A steel guitar string is 73 cm long and 0.15 mm in diameter. If it's under tension of 1.5kN, how much is it stretched?
Stress = E*Strain = E*(deltaL/L)
For steel, E = 200*10^9 N/m^2
E is called Young's modulus
Calculate the stress in N/m^2 and solve for deltaL (the length change) in meters
To determine how much a steel guitar string is stretched under tension, you can use Hooke's Law. Hooke's Law states that the amount of elongation or compression of an object is directly proportional to the force applied to it, as long as the material behaves linearly (does not exceed its elastic limit).
The formula for Hooke's Law is:
F = k * x
Where:
F is the force applied (in newtons)
k is the spring constant (in newtons per meter)
x is the amount of elongation or compression (in meters)
To find the amount of elongation (x) of the guitar string, we need to rearrange the formula:
x = F / k
In this case, the force applied (F) is given as 1.5 kN (kilonewtons). We need to convert it to newtons by multiplying it by 1000:
F = 1.5 kN * 1000 = 1500 N
Now, we need to find the spring constant (k). The spring constant depends on the material properties, such as the Young's modulus, cross-sectional area, and length of the guitar string.

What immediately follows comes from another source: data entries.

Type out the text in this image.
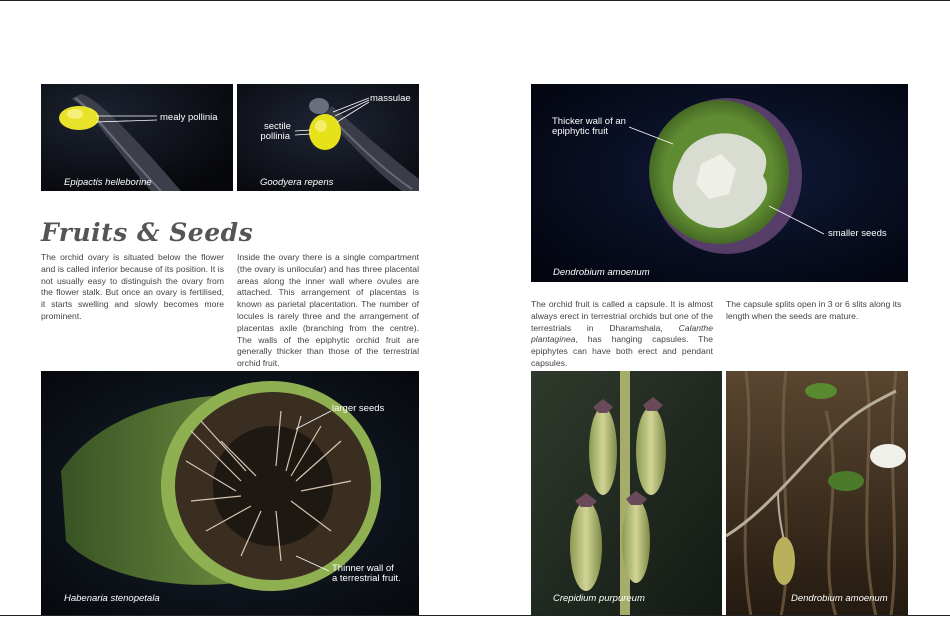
mealy pollinia
Epipactis helleborine
massulae
sectile
pollinia
Goodyera repens
Fruits & Seeds
The orchid ovary is situated below the flower and is called inferior because of its position. It is not usually easy to distinguish the ovary from the flower stalk. But once an ovary is fertilised, it starts swelling and slowly becomes more prominent.
Inside the ovary there is a single compartment (the ovary is unilocular) and has three placental areas along the inner wall where ovules are attached. This arrangement of placentas is known as parietal placentation. The number of locules is rarely three and the arrangement of placentas axile (branching from the centre). The walls of the epiphytic orchid fruit are generally thicker than those of the terrestrial orchid fruit.
Thicker wall of an
epiphytic fruit
smaller seeds
Dendrobium amoenum
The orchid fruit is called a capsule. It is almost always erect in terrestrial orchids but one of the terrestrials in Dharamshala, Calanthe plantaginea, has hanging capsules. The epiphytes can have both erect and pendant capsules.
The capsule splits open in 3 or 6 slits along its length when the seeds are mature.
larger seeds
Thinner wall of
a terrestrial fruit.
Habenaria stenopetala	Crepidium purpureum	Dendrobium amoenum
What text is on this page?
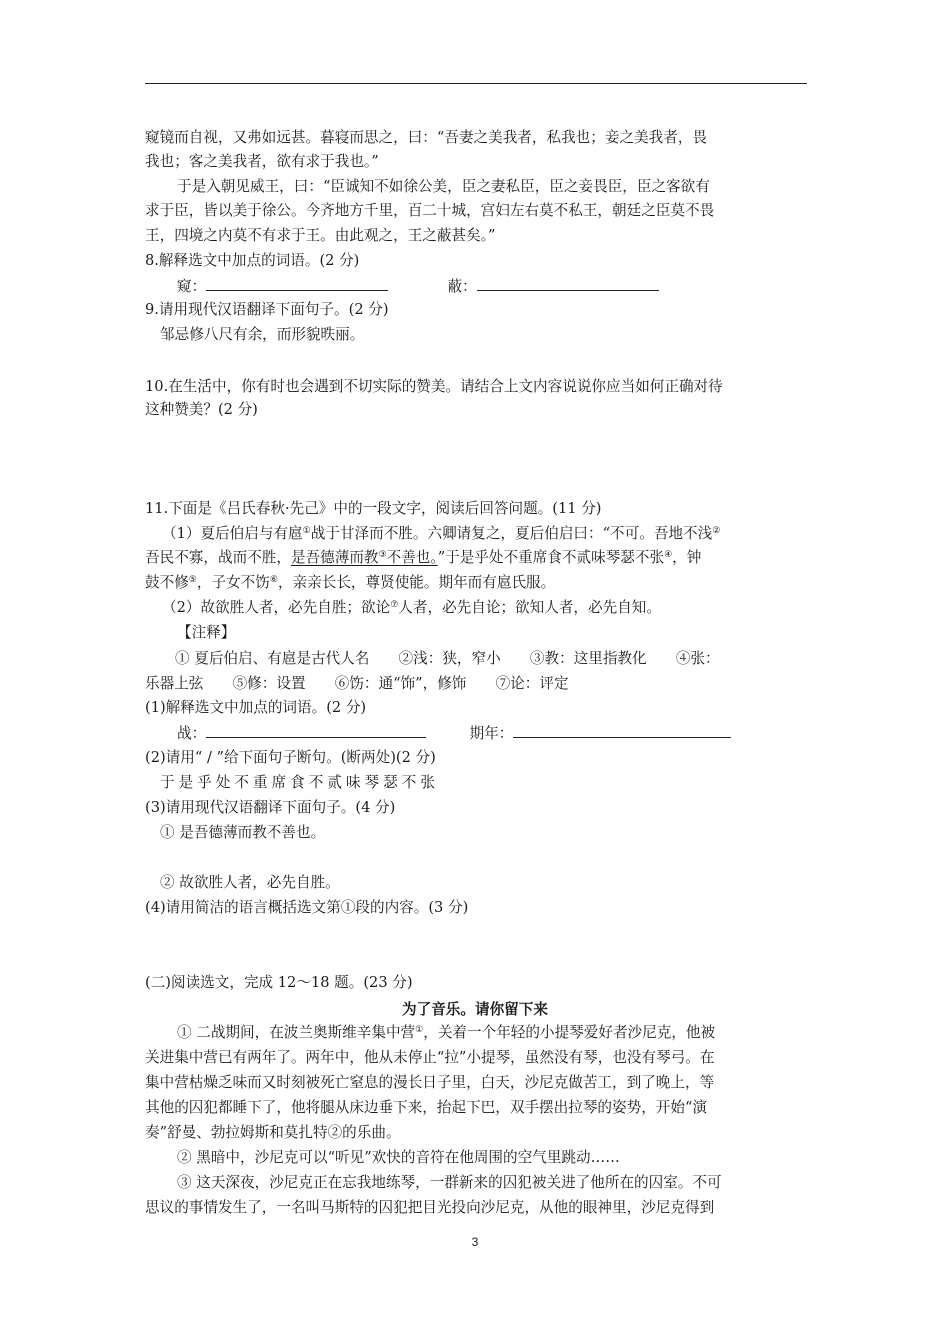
窥镜而自视，又弗如远甚。暮寝而思之，曰：“吾妻之美我者，私我也；妾之美我者，畏
我也；客之美我者，欲有求于我也。”
于是入朝见威王，曰：“臣诚知不如徐公美，臣之妻私臣，臣之妾畏臣，臣之客欲有
求于臣，皆以美于徐公。今齐地方千里，百二十城，宫妇左右莫不私王，朝廷之臣莫不畏
王，四境之内莫不有求于王。由此观之，王之蔽甚矣。”
8.解释选文中加点的词语。(2 分)
窥：	蔽：
9.请用现代汉语翻译下面句子。(2 分)
邹忌修八尺有余，而形貌昳丽。
10.在生活中，你有时也会遇到不切实际的赞美。请结合上文内容说说你应当如何正确对待
这种赞美？(2 分)
11.下面是《吕氏春秋·先己》中的一段文字，阅读后回答问题。(11 分)
（1）夏后伯启与有扈①战于甘泽而不胜。六卿请复之，夏后伯启曰：“不可。吾地不浅②
吾民不寡，战而不胜，是吾德薄而教③不善也。”于是乎处不重席食不贰味琴瑟不张④，钟
鼓不修⑤，子女不饬⑥，亲亲长长，尊贤使能。期年而有扈氏服。
（2）故欲胜人者，必先自胜；欲论⑦人者，必先自论；欲知人者，必先自知。
【注释】
① 夏后伯启、有扈是古代人名　　②浅：狭，窄小　　③教：这里指教化　　④张：
乐器上弦　　⑤修：设置　　⑥饬：通“饰”，修饰　　⑦论：评定
(1)解释选文中加点的词语。(2 分)
战：	期年：
(2)请用“ / ”给下面句子断句。(断两处)(2 分)
于是乎处不重席食不贰味琴瑟不张
(3)请用现代汉语翻译下面句子。(4 分)
① 是吾德薄而教不善也。
② 故欲胜人者，必先自胜。
(4)请用简洁的语言概括选文第①段的内容。(3 分)
(二)阅读选文，完成 12～18 题。(23 分)
为了音乐。请你留下来
① 二战期间，在波兰奥斯维辛集中营①，关着一个年轻的小提琴爱好者沙尼克，他被
关进集中营已有两年了。两年中，他从未停止“拉”小提琴，虽然没有琴，也没有琴弓。在
集中营枯燥乏味而又时刻被死亡窒息的漫长日子里，白天，沙尼克做苦工，到了晚上，等
其他的囚犯都睡下了，他将腿从床边垂下来，抬起下巴，双手摆出拉琴的姿势，开始“演
奏”舒曼、勃拉姆斯和莫扎特②的乐曲。
② 黑暗中，沙尼克可以“听见”欢快的音符在他周围的空气里跳动……
③ 这天深夜，沙尼克正在忘我地练琴，一群新来的囚犯被关进了他所在的囚室。不可
思议的事情发生了，一名叫马斯特的囚犯把目光投向沙尼克，从他的眼神里，沙尼克得到
3
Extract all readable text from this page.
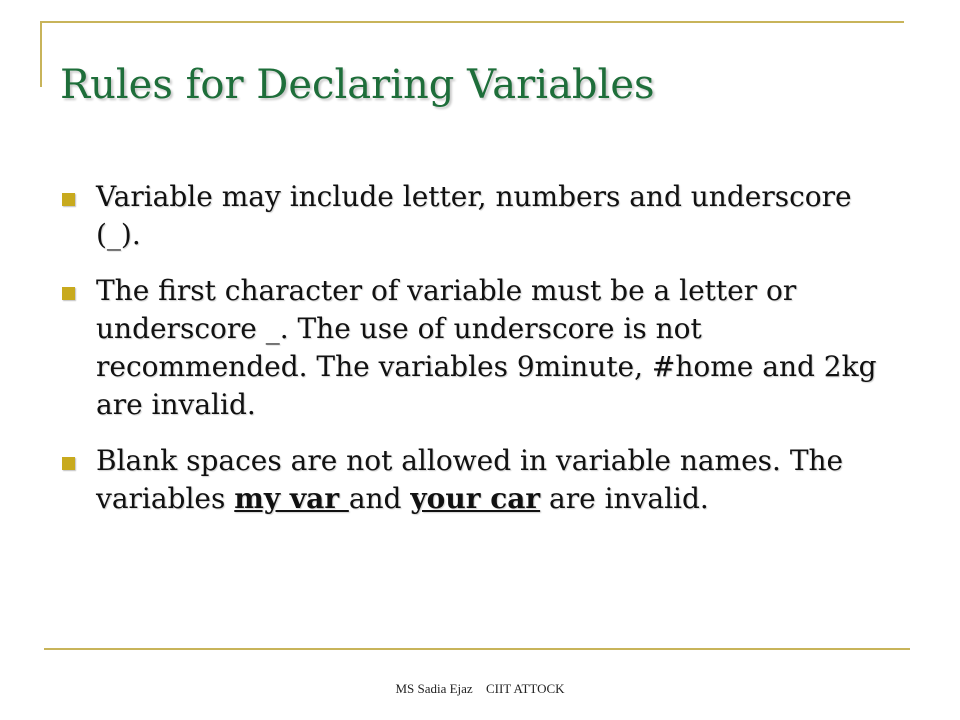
Rules for Declaring Variables
Variable may include letter, numbers and underscore (_).
The first character of variable must be a letter or underscore _. The use of underscore is not recommended. The variables 9minute, #home and 2kg are invalid.
Blank spaces are not allowed in variable names. The variables my var and your car are invalid.
MS Sadia Ejaz CIIT ATTOCK
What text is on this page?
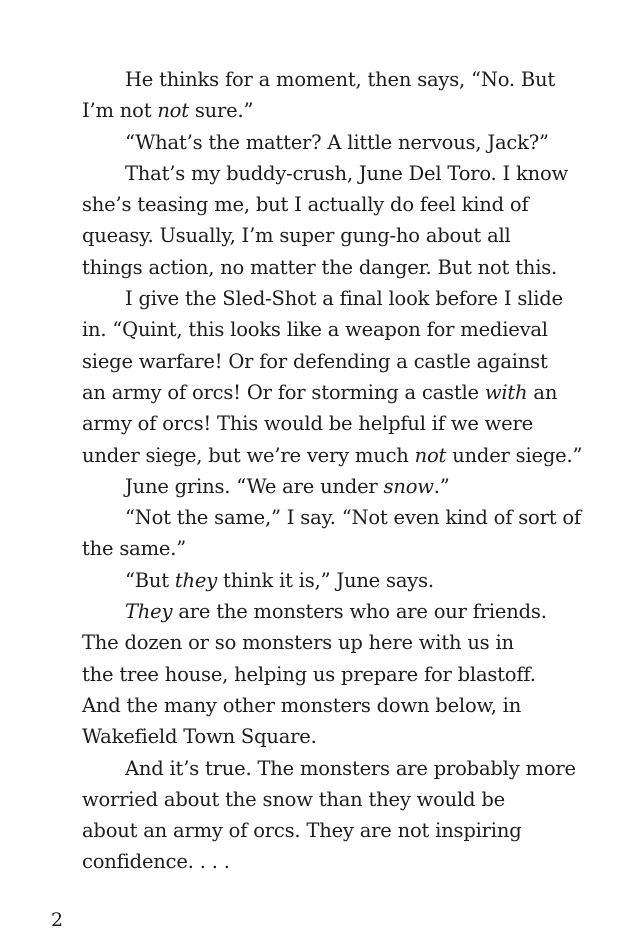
He thinks for a moment, then says, “No. But
I’m not not sure.”

“What’s the matter? A little nervous, Jack?”

That’s my buddy-crush, June Del Toro. I know
she’s teasing me, but I actually do feel kind of
queasy. Usually, I’m super gung-ho about all
things action, no matter the danger. But not this.

I give the Sled-Shot a final look before I slide
in. “Quint, this looks like a weapon for medieval
siege warfare! Or for defending a castle against
an army of orcs! Or for storming a castle with an
army of orcs! This would be helpful if we were
under siege, but we’re very much not under siege.”

June grins. “We are under snow.”

“Not the same,” I say. “Not even kind of sort of
the same.”

“But they think it is,” June says.

They are the monsters who are our friends.
The dozen or so monsters up here with us in
the tree house, helping us prepare for blastoff.
And the many other monsters down below, in
Wakefield Town Square.

And it’s true. The monsters are probably more
worried about the snow than they would be
about an army of orcs. They are not inspiring
confidence. . . .

2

In this case, the guitar string is made of steel.
The spring constant (k) can be calculated using Young's modulus (E) and the cross-sectional area (A) of the string:
k = A * E / L
Where:
A is the cross-sectional area of the string (in square meters)
E is the Young's modulus of steel (in pascals)
L is the length of the string (in meters)
To find the cross-sectional area (A), we need to use the diameter (d) of the string:
A = π * (d/2)^2
Where:
d is the diameter of the string (in meters)
Given that the diameter (d) of the guitar string is 0.15 mm, we need to convert it to meters by dividing it by 1000:
d = 0.15 mm / 1000 = 0.00015 m
Now we can find the cross-sectional area (A):
A = π * (0.00015 / 2)^2 = 1.767 x 10^-8 square meters
The Young's modulus of steel is typically around 200 x 10^9 pascals.
Now we have all the values to calculate the spring constant (k):
k = (1.767 x 10^-8) * (200 x 10^9) / 0.73
k = 4.82 x 10^6 N/m
Finally, we can calculate the amount of elongation (x) of the guitar string:
x = F / k
x = 1500 N / (4.82 x 10^6 N/m) = 0.00031 meters or 0.31 mm
Therefore, the steel guitar string stretches by approximately 0.31 mm under the given tension.